Ohio State coach John Cooper was treating Friday night's Sugar Bowl as a way to forget last season's, and as a tuneup for next season's.
The Buckeyes came into the game against Texas A&M ranked No. 3, behind only Monday's Fiesta Bowl combatants, Florida State and Tennessee.
This season's Sugar Bowl notwithstanding, next season's is for all the marbles, as the Bowl Championship Series game moves from Tempe, Ariz., to the Superdome. "We'd like to be back here next year, when it's 1 vs. 2," Cooper said.
The Sugar Bowl holds no fond memories for the Buckeyes.
A year ago, FSU walloped them 31-14, with Thad Busby passing for 334 yards and a touchdown and running for a touchdown as the Seminoles limited OSU's offense to 207 yards.

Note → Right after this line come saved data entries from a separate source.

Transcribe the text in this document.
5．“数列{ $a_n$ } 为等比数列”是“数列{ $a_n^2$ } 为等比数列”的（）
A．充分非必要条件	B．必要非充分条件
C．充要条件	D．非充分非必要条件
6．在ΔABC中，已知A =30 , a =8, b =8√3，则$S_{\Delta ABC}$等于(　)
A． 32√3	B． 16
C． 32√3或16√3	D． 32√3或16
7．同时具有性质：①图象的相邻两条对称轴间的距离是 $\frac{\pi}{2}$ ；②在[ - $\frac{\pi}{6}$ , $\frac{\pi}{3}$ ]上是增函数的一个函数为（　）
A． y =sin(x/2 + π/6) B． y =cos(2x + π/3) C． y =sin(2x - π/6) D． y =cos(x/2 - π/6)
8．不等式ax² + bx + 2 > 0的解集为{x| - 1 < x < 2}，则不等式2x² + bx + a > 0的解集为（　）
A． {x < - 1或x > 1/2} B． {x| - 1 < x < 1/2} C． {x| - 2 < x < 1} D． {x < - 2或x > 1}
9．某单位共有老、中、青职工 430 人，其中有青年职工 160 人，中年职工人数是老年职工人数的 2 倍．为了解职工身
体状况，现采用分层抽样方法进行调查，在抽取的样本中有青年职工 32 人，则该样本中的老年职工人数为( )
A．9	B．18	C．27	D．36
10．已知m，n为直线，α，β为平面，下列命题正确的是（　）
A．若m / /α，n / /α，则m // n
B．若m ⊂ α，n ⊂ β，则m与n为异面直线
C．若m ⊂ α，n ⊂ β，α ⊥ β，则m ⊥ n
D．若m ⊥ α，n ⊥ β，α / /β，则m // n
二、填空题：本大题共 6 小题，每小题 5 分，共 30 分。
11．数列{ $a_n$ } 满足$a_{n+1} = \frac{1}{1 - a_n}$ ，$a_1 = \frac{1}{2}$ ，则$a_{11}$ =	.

That was Ohio State's second Sugar Bowl since 1978, and it was no better than the first. In Ohio State's first visit, a meeting between legendary coaches Woody Hayes and Paul "Bear" Bryant of Alabama, the Crimson Tide swept away the Buckeyes 35-6.
The Aggies' memory of their only other Sugar Bowl appearance is far more pleasant. Well, for those who are still around. Fifty-nine years ago, John Kimbrough ran for 159 yards in Tulane Stadium, and Texas A&M beat Tulane 14-13 for its only national championship.
The star of this season's Aggies team is cornerback Antoine Winfield, who said he spent the weeks before Friday night's game clearing his mind of the disappointment of not being able to compete for a national championship.
Not that the voters who select the best defensive back in the country seemed to mind. Although Winfield didn't have an interception all season and, in his own words, "just went through the motions for the last five or six games," he received the Jim Thorpe Award.
"I think I kind of got lazy the second half of the year," Winfield said. "I was more relaxed. The first half of the season, teams tended not to throw to my side, so I didn't expect them to do that. I came out to practice relaxed, just joking around and not really working on my technique. The last couple of games I was just trotting around and just basically sticking to my man."
"I heard he said that," A&M defensive backs coach Jon Tenuda said. "I think he was just down on himself because he wasn't making the big plays when he had the chance. But for him to say he was lazy, well, that's just him talking."